Больше ничего – мы больше не услышали его голоса – он молча курил. Мы прижались друг к другу в углу, возле сырой стены. Лишь привыкнув к полумраку, смогли мы рассмотреть нашего спасителя. Удивительно, что в доме не было видно награбленного. Этот человек не желает лошадей, коров, масла, постелей, муки, овец, волов? Почему он остался убогим и нищим, ведь вокруг все только и заняты, что грабежом? Неужели есть в этом мире рука, протянутая армянскому малышу? Этот человек был курд из нашей деревни – невидный, бездетный…
Как он был похож на курда, которого мы видели в Авер-хане. Он не был призрак, он был курд. Почему он спас нас? Так и осталось вечной тайной… По сей день не знаю, и имени не знаю.
Очень скоро пришли благопристойные курды нашей деревни, чтобы увести нас – усыновить или взять в работники. Причина, по которой он спас нас, стала ещё более загадочной – ведь получается, что мы ему вовсе не были нужны. Если мы не нужны были тебе, зачем ты спас нас от ятагана, человек Божий? И имени своего не назвал. Как мне возвеличить тебя, как выразить свою благодарность? Ты у меня перед глазами всю мою жизнь…

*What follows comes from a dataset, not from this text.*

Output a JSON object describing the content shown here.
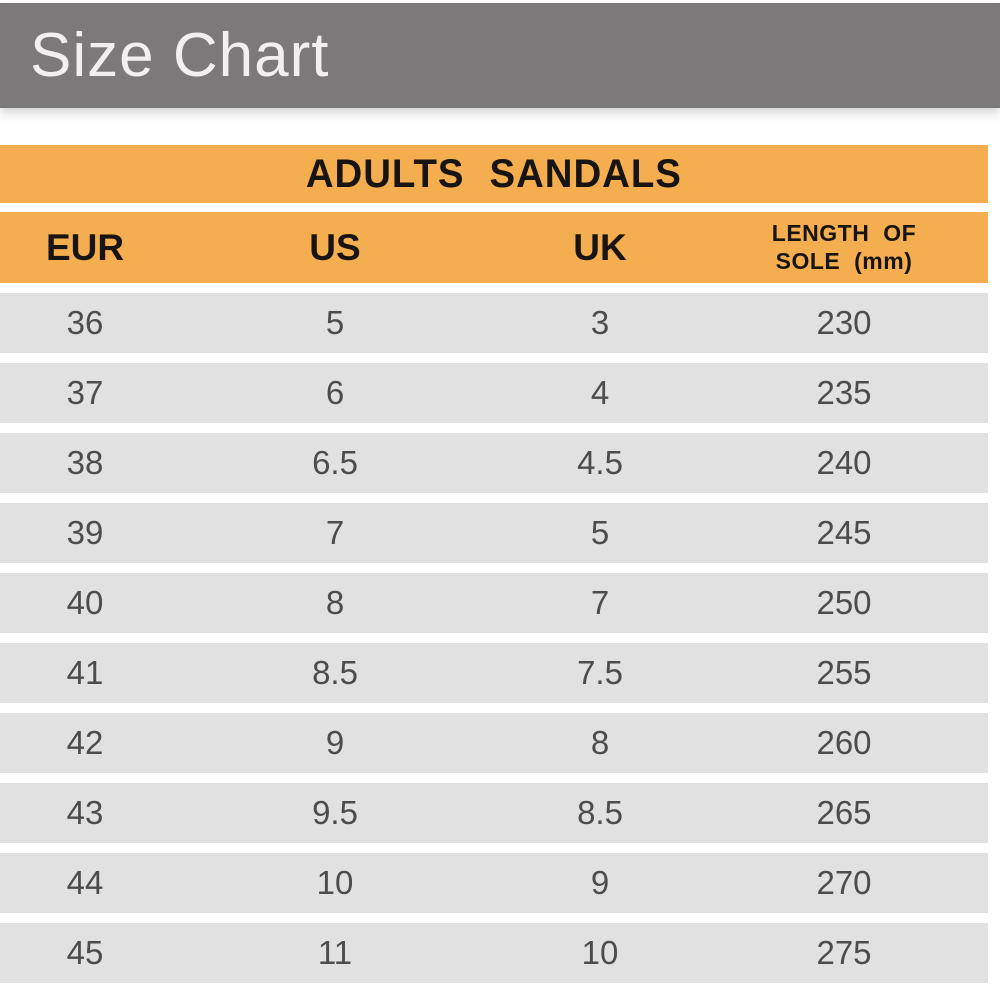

Не помню, который был день после погрома, когда меня нашел Гайдар: «Скоро приведу. Государство сделало своё дело и ушло».
И, взяв меня за руку, он пошёл со мной к домам. Сначала подошли к нашему дому. Двери были сломаны, лежали на пороге. Котята и щенки бегали без призора, ягнята и телята млели и смотрели на нас. Во дворе лежали сломанные горшки и бочки – масло, молоко, мацони, все было разграблено.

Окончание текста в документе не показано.